HelpingHand
HelpingHand

Reputation: 1065

Stop Android WebView from trying to load/capture resources like CSS on loadData()

Background

This may seem to be a duplicate to many other questions. Trust me that it isn't.

I'm trying to load html data into a WebView, being able to capture user hyperlink requests. In the process I've found this answer which does exactly what I want to do, except it captures other requests to things like CSS files and images:

// you tell the webclient you want to catch when a url is about to load
@Override
public boolean shouldOverrideUrlLoading(WebView view, WebResourceRequest request){
    return true;
}
// here you execute an action when the URL you want is about to load
@Override
public void onLoadResource(WebView view, String url){
    if( url.equals("http://cnn.com") ){
        // do whatever you want
    }
}

I've shut off automatic image loading, network loads, and Javascript execution:

settings.setBlockNetworkLoads(true);
settings.setBlockNetworkImage(true);
settings.setJavaScriptEnabled(false);

But these do nothing as to preventing the capture of these requests.
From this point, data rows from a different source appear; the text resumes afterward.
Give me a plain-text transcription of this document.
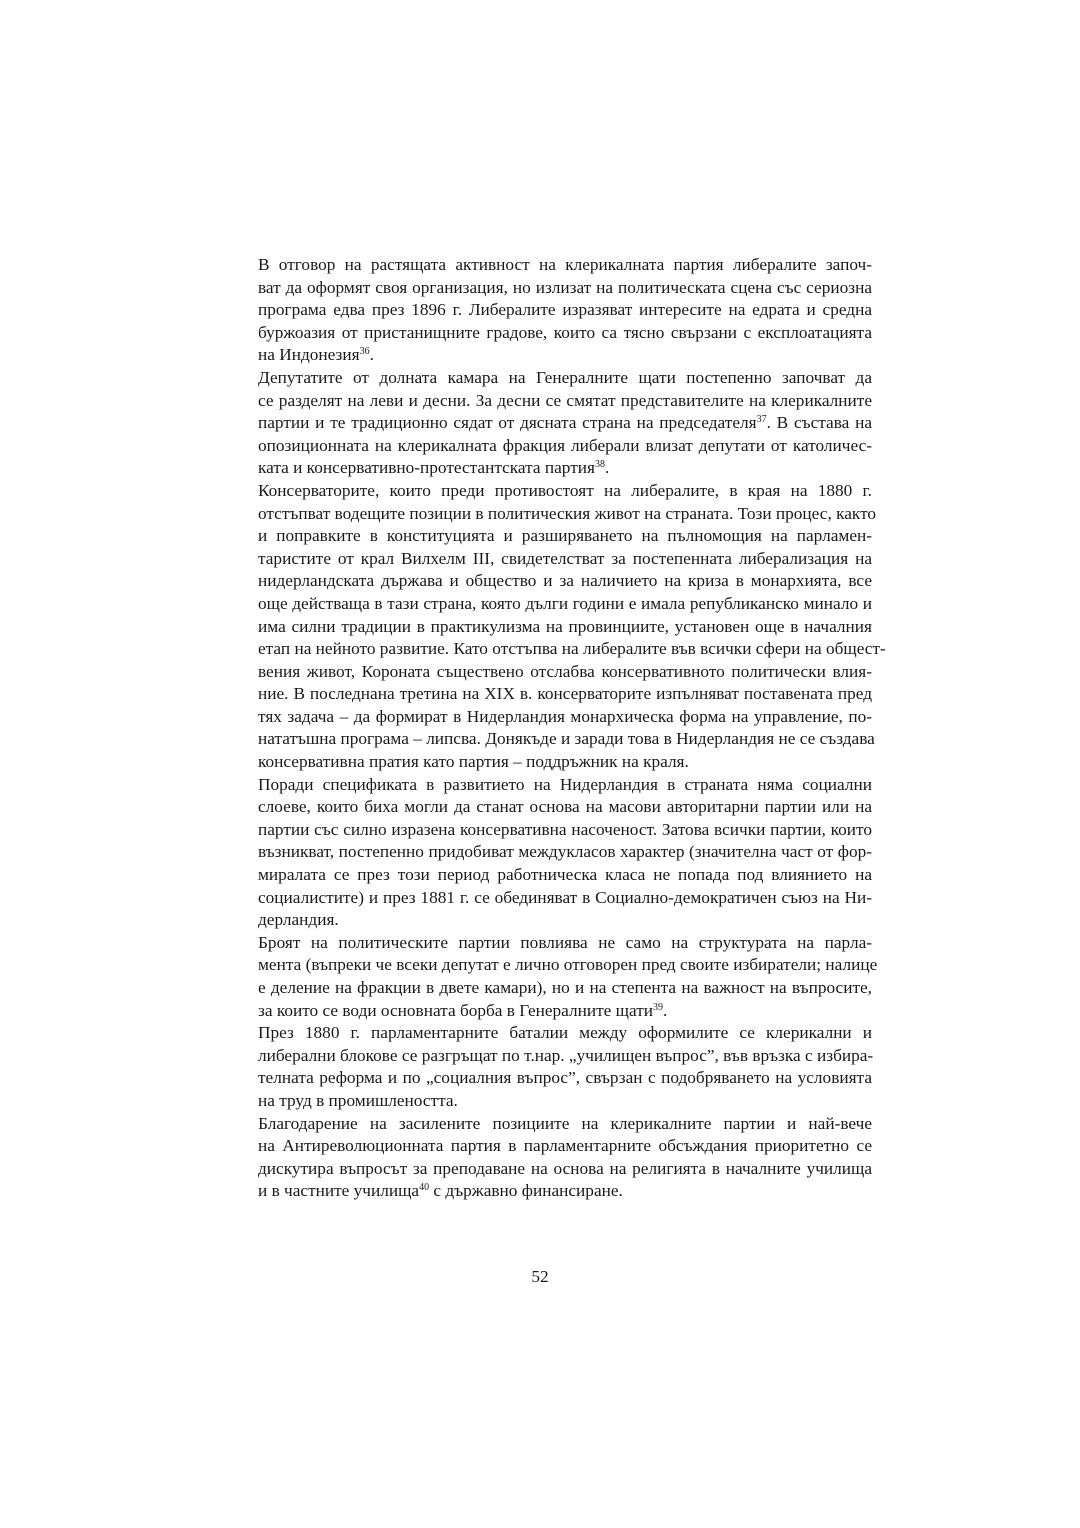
В отговор на растящата активност на клерикалната партия либералите започ-
ват да оформят своя организация, но излизат на политическата сцена със сериозна
програма едва през 1896 г. Либералите изразяват интересите на едрата и средна
буржоазия от пристанищните градове, които са тясно свързани с експлоатацията
на Индонезия$^{36}$.
Депутатите от долната камара на Генералните щати постепенно започват да
се разделят на леви и десни. За десни се смятат представителите на клерикалните
партии и те традиционно сядат от дясната страна на председателя$^{37}$. В състава на
опозиционната на клерикалната фракция либерали влизат депутати от католичес-
ката и консервативно-протестантската партия$^{38}$.
Консерваторите, които преди противостоят на либералите, в края на 1880 г.
отстъпват водещите позиции в политическия живот на страната. Този процес, както
и поправките в конституцията и разширяването на пълномощия на парламен-
таристите от крал Вилхелм III, свидетелстват за постепенната либерализация на
нидерландската държава и общество и за наличието на криза в монархията, все
още действаща в тази страна, която дълги години е имала републиканско минало и
има силни традиции в практикулизма на провинциите, установен още в началния
етап на нейното развитие. Като отстъпва на либералите във всички сфери на общест-
вения живот, Короната съществено отслабва консервативното политически влия-
ние. В последнана третина на XIX в. консерваторите изпълняват поставената пред
тях задача – да формират в Нидерландия монархическа форма на управление, по-
нататъшна програма – липсва. Донякъде и заради това в Нидерландия не се създава
консервативна пратия като партия – поддръжник на краля.
Поради спецификата в развитието на Нидерландия в страната няма социални
слоеве, които биха могли да станат основа на масови авторитарни партии или на
партии със силно изразена консервативна насоченост. Затова всички партии, които
възникват, постепенно придобиват междукласов характер (значителна част от фор-
миралата се през този период работническа класа не попада под влиянието на
социалистите) и през 1881 г. се обединяват в Социално-демократичен съюз на Ни-
дерландия.
Броят на политическите партии повлиява не само на структурата на парла-
мента (въпреки че всеки депутат е лично отговорен пред своите избиратели; налице
е деление на фракции в двете камари), но и на степента на важност на въпросите,
за които се води основната борба в Генералните щати$^{39}$.
През 1880 г. парламентарните баталии между оформилите се клерикални и
либерални блокове се разгръщат по т.нар. „училищен въпрос”, във връзка с избира-
телната реформа и по „социалния въпрос”, свързан с подобряването на условията
на труд в промишлеността.
Благодарение на засилените позициите на клерикалните партии и най-вече
на Антиреволюционната партия в парламентарните обсъждания приоритетно се
дискутира въпросът за преподаване на основа на религията в началните училища
и в частните училища$^{40}$ с държавно финансиране.
52
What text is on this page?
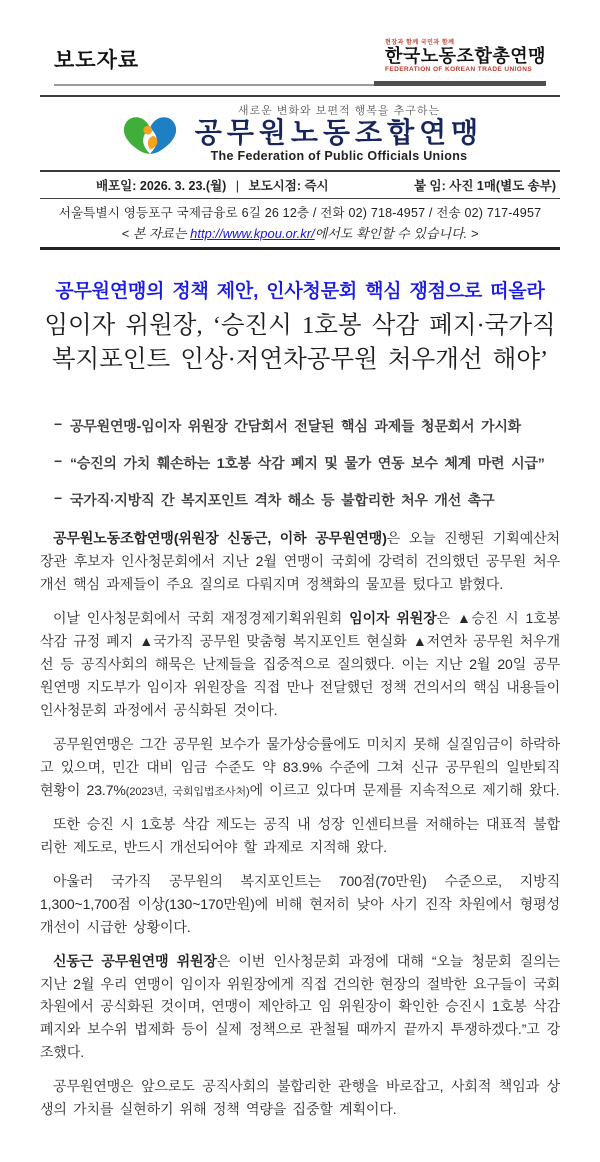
보도자료
현장과 함께 국민과 함께
한국노동조합총연맹
FEDERATION OF KOREAN TRADE UNIONS
새로운 변화와 보편적 행복을 추구하는
공무원노동조합연맹
The Federation of Public Officials Unions
배포일: 2026. 3. 23.(월) | 보도시점: 즉시	붙 임: 사진 1매(별도 송부)
서울특별시 영등포구 국제금융로 6길 26 12층 / 전화 02) 718-4957 / 전송 02) 717-4957
< 본 자료는 http://www.kpou.or.kr/에서도 확인할 수 있습니다. >
공무원연맹의 정책 제안, 인사청문회 핵심 쟁점으로 떠올라
임이자 위원장, ‘승진시 1호봉 삭감 폐지·국가직
복지포인트 인상·저연차공무원 처우개선 해야’
− 공무원연맹-임이자 위원장 간담회서 전달된 핵심 과제들 청문회서 가시화
− “승진의 가치 훼손하는 1호봉 삭감 폐지 및 물가 연동 보수 체계 마련 시급”
− 국가직·지방직 간 복지포인트 격차 해소 등 불합리한 처우 개선 촉구

공무원노동조합연맹(위원장 신동근, 이하 공무원연맹)은 오늘 진행된 기획예산처 장관 후보자 인사청문회에서 지난 2월 연맹이 국회에 강력히 건의했던 공무원 처우 개선 핵심 과제들이 주요 질의로 다뤄지며 정책화의 물꼬를 텄다고 밝혔다.

이날 인사청문회에서 국회 재정경제기획위원회 임이자 위원장은 ▲승진 시 1호봉 삭감 규정 폐지 ▲국가직 공무원 맞춤형 복지포인트 현실화 ▲저연차 공무원 처우개선 등 공직사회의 해묵은 난제들을 집중적으로 질의했다. 이는 지난 2월 20일 공무원연맹 지도부가 임이자 위원장을 직접 만나 전달했던 정책 건의서의 핵심 내용들이 인사청문회 과정에서 공식화된 것이다.

공무원연맹은 그간 공무원 보수가 물가상승률에도 미치지 못해 실질임금이 하락하고 있으며, 민간 대비 임금 수준도 약 83.9% 수준에 그쳐 신규 공무원의 일반퇴직 현황이 23.7%(2023년, 국회입법조사처)에 이르고 있다며 문제를 지속적으로 제기해 왔다.

또한 승진 시 1호봉 삭감 제도는 공직 내 성장 인센티브를 저해하는 대표적 불합리한 제도로, 반드시 개선되어야 할 과제로 지적해 왔다.

아울러 국가직 공무원의 복지포인트는 700점(70만원) 수준으로, 지방직 1,300~1,700점 이상(130~170만원)에 비해 현저히 낮아 사기 진작 차원에서 형평성 개선이 시급한 상황이다.

신동근 공무원연맹 위원장은 이번 인사청문회 과정에 대해 “오늘 청문회 질의는 지난 2월 우리 연맹이 임이자 위원장에게 직접 건의한 현장의 절박한 요구들이 국회 차원에서 공식화된 것이며, 연맹이 제안하고 임 위원장이 확인한 승진시 1호봉 삭감 폐지와 보수위 법제화 등이 실제 정책으로 관철될 때까지 끝까지 투쟁하겠다.”고 강조했다.

공무원연맹은 앞으로도 공직사회의 불합리한 관행을 바로잡고, 사회적 책임과 상생의 가치를 실현하기 위해 정책 역량을 집중할 계획이다.
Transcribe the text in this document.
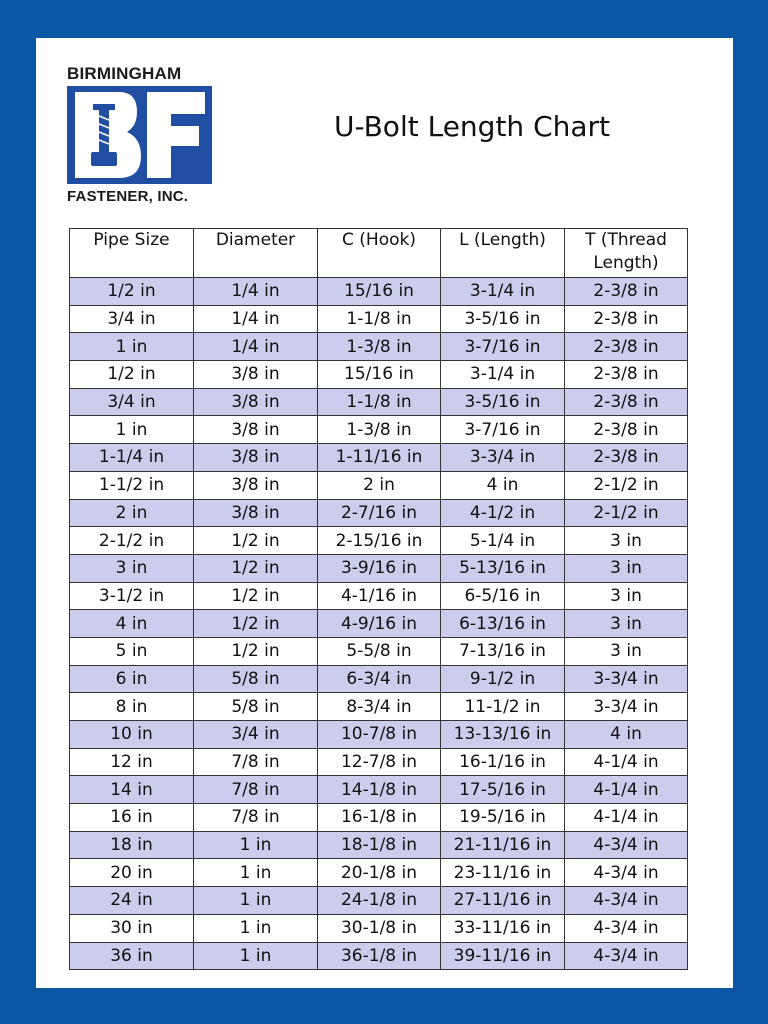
BIRMINGHAM
FASTENER, INC.
U-Bolt Length Chart
Pipe Size	Diameter	C (Hook)	L (Length)	T (Thread Length)
1/2 in	1/4 in	15/16 in	3-1/4 in	2-3/8 in
3/4 in	1/4 in	1-1/8 in	3-5/16 in	2-3/8 in
1 in	1/4 in	1-3/8 in	3-7/16 in	2-3/8 in
1/2 in	3/8 in	15/16 in	3-1/4 in	2-3/8 in
3/4 in	3/8 in	1-1/8 in	3-5/16 in	2-3/8 in
1 in	3/8 in	1-3/8 in	3-7/16 in	2-3/8 in
1-1/4 in	3/8 in	1-11/16 in	3-3/4 in	2-3/8 in
1-1/2 in	3/8 in	2 in	4 in	2-1/2 in
2 in	3/8 in	2-7/16 in	4-1/2 in	2-1/2 in
2-1/2 in	1/2 in	2-15/16 in	5-1/4 in	3 in
3 in	1/2 in	3-9/16 in	5-13/16 in	3 in
3-1/2 in	1/2 in	4-1/16 in	6-5/16 in	3 in
4 in	1/2 in	4-9/16 in	6-13/16 in	3 in
5 in	1/2 in	5-5/8 in	7-13/16 in	3 in
6 in	5/8 in	6-3/4 in	9-1/2 in	3-3/4 in
8 in	5/8 in	8-3/4 in	11-1/2 in	3-3/4 in
10 in	3/4 in	10-7/8 in	13-13/16 in	4 in
12 in	7/8 in	12-7/8 in	16-1/16 in	4-1/4 in
14 in	7/8 in	14-1/8 in	17-5/16 in	4-1/4 in
16 in	7/8 in	16-1/8 in	19-5/16 in	4-1/4 in
18 in	1 in	18-1/8 in	21-11/16 in	4-3/4 in
20 in	1 in	20-1/8 in	23-11/16 in	4-3/4 in
24 in	1 in	24-1/8 in	27-11/16 in	4-3/4 in
30 in	1 in	30-1/8 in	33-11/16 in	4-3/4 in
36 in	1 in	36-1/8 in	39-11/16 in	4-3/4 in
Maybe there's a different procedure to capturing the link click, but it was either this or to stop the loading of external resources.

Question

How do I prevent WebView from capturing (or attempting to load) resource requests like CSS, JS, or images?

Otherwise if I can't prevent capturing or attempting to load, how can I differentiate between links clicked and web resources?

Thanks ahead!

Upvotes: 4

Views: 5809

Answers (3)

HelpingHand
HelpingHand

Reputation: 1065

I've found a way to ignore automated WebView resource requests.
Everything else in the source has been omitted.